A few years back, I attended “College Night” with my son, when he was beginning his senior year of high school. During one of the breaks, I ran into a fellow mom.
“I just don’t know what I’m going to do when Spencer leaves for college.”
She looked distraught, and possibly ready to cry. Well first of all, I said, we’ve got about a year to get used to the idea, and second of all, I can think of about a hundred things I’d like to do when the kids leave home. Just off the top of my head. I sensed her backing away, as if I was speaking a language she did not understand, and it occurred to me that I might have been one of the few mothers who was not dreading the empty nest.
Of course, we love the kids, and of course we’ll miss having them around the house once they fly the coop. They’re generally a lot of fun, and can often be quite useful when you need heavy boxes lifted or someone to see “The Avengers” with. But when my oldest child went off to college, I felt none of the grief and sadness I was told I should expect. I wasn’t in “mourning” for my mothering years. I had done my job and he had done his, and both of us had done those jobs pretty well. He was excited about beginning this new adventure. How could I possibly be upset over his leaving? I was not only happy for him, I was also looking forward to my next chapter.

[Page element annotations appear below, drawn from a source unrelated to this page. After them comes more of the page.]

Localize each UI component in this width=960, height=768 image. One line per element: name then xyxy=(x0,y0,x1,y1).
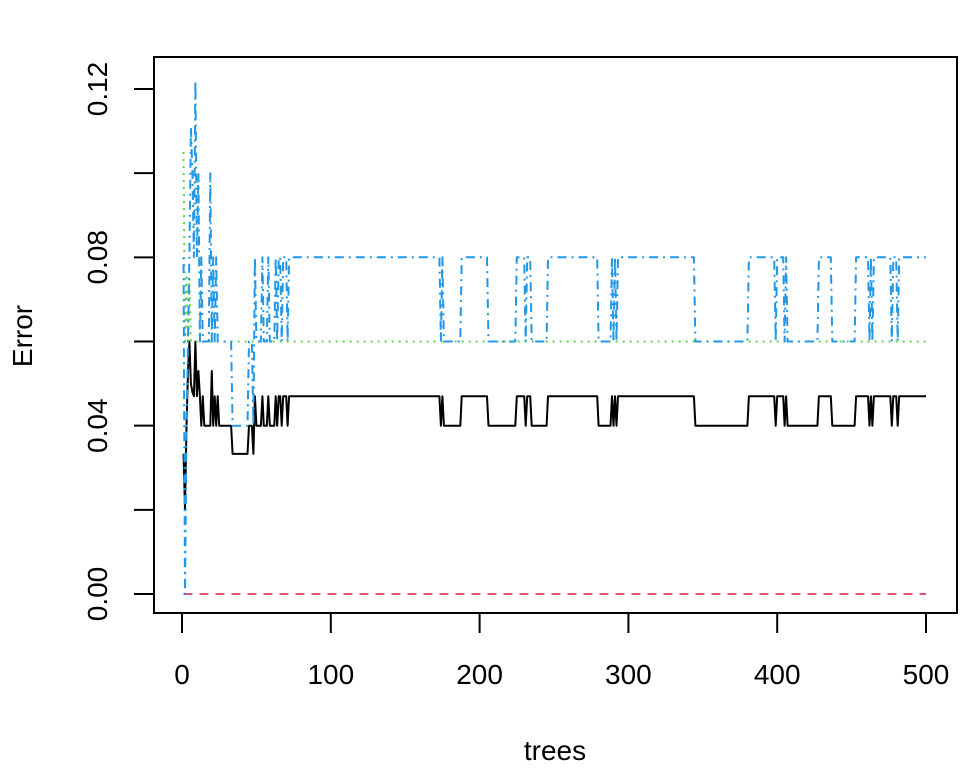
series-line-3 xyxy=(182,152,926,343)
y-tick-label: 0.04 xyxy=(82,398,113,453)
x-tick-label: 300 xyxy=(605,659,652,690)
x-tick-label: 200 xyxy=(456,659,503,690)
y-axis-title: Error xyxy=(7,305,38,367)
plot-frame xyxy=(153,56,958,614)
x-tick-label: 400 xyxy=(754,659,801,690)
x-tick-label: 100 xyxy=(307,659,354,690)
y-tick-label: 0.12 xyxy=(82,62,113,117)
x-axis: 0 100 200 300 400 500 xyxy=(174,612,950,690)
y-axis: 0.00 0.04 0.08 0.12 xyxy=(82,62,155,622)
x-tick-label: 0 xyxy=(174,659,190,690)
y-tick-label: 0.08 xyxy=(82,230,113,285)
x-axis-title: trees xyxy=(524,735,586,766)
y-tick-label: 0.00 xyxy=(82,567,113,622)
series-layer xyxy=(182,79,926,595)
series-line-1 xyxy=(182,340,926,511)
x-tick-label: 500 xyxy=(903,659,950,690)
series-line-4 xyxy=(182,79,926,595)
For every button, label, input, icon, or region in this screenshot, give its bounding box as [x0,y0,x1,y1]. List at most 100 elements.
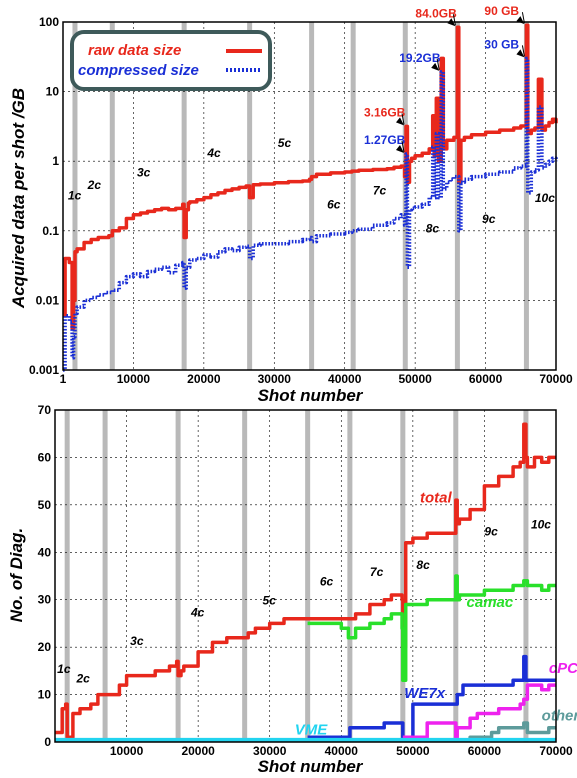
y-tick-label: 10 [46,85,60,99]
series-label-total: total [420,489,452,506]
annotation-arrow-line [521,45,525,57]
annotation-label: 84.0GB [415,6,457,20]
campaign-boundary-band [102,410,108,742]
x-tick-label: 1 [60,372,67,386]
series-line-cpci [402,683,556,740]
annotation-label: 3.16GB [364,105,406,119]
campaign-label: 7c [373,184,387,198]
campaign-boundary-band [400,410,406,742]
campaign-boundary-band [523,410,529,742]
annotation-label: 90 GB [484,4,519,18]
x-tick-label: 20000 [181,744,215,758]
x-tick-label: 20000 [187,372,221,386]
campaign-label: 10c [535,191,555,205]
campaign-label: 5c [278,136,292,150]
campaign-label: 7c [370,565,384,579]
campaign-boundary-band [347,410,353,742]
top-chart: 1 10000 20000 30000 40000 50000 60000 70000 0.00… [9,4,573,405]
series-line-raw-data-size [63,23,558,330]
campaign-label: 3c [137,166,151,180]
y-tick-label: 50 [38,498,52,512]
x-tick-label: 40000 [325,744,359,758]
bottom-x-axis-label: Shot number [258,757,364,776]
series-label-vme: VME [295,721,329,738]
annotation-arrow-head [395,144,404,153]
y-tick-label: 0.001 [29,363,59,377]
annotation-arrow-line [401,140,405,153]
y-tick-label: 70 [38,403,52,417]
series-label-others: others [542,708,577,725]
y-tick-label: 10 [38,688,52,702]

I have always been of the mind that we parents need to have lives of our own – a point I tried to pound home in my first book, The Three-Martini Playdate: A Practical Guide to Happy Parenting , a book that encourages moms and dads to jump off the child-centric parental treadmill. I’ve tried to encourage the same kind of self-sufficiency in my kids, essentially pushing them out of the house in preparation for an eventual happy and self-sufficient adulthood. But if you’re one of those moms or dads who have spent the last eighteen years or so scheduling, orchestrating or otherwise supervising your child’s every waking moment, you may be in for a shock when the reason for your very existence is suddenly absent.
So it’s time to get a life, if you haven’t taken care of that bit of business yet. Not to say that you won’t have any feelings when you realize there’s an empty room free of stinky socks on the floor, or that you will no longer be able to enjoy the cover of your daughter when the next “Twilight” movie comes out. Indulge in whatever emotions that may arise. Cry, wring your hands, keen, whimper. Then you might start getting busy remaking your child’s old room into a yoga studio, or a crafts & napping den. That should cheer you right up!
There are trips to plan, books to be read, puttering to do. Or maybe you w1ant to go back to school yourself (preferably not the same one your child is attending), or take some cooking classes, or finally write that novel or learn how to sail a boat. You might have time to reacquaint yourself with some old friends, or make some new ones. Find work you love, or volunteer. Rediscover your spouse. And yourself, while you’re at it. Throw out the mom jeans. Take some hula lessons.
What a good thing it’ll be for your kids to come home on a college break and find that their mom is busy and engaged. And by the way, chances are they will be back, and before you know it. For winter break, summer break, and possibly for good, once they graduate, So enjoy these next few years. And do your best to suppress the urge to rent an apartment near your child’s dorm. A house free of children does not mean a house free of fun. Now, go have some.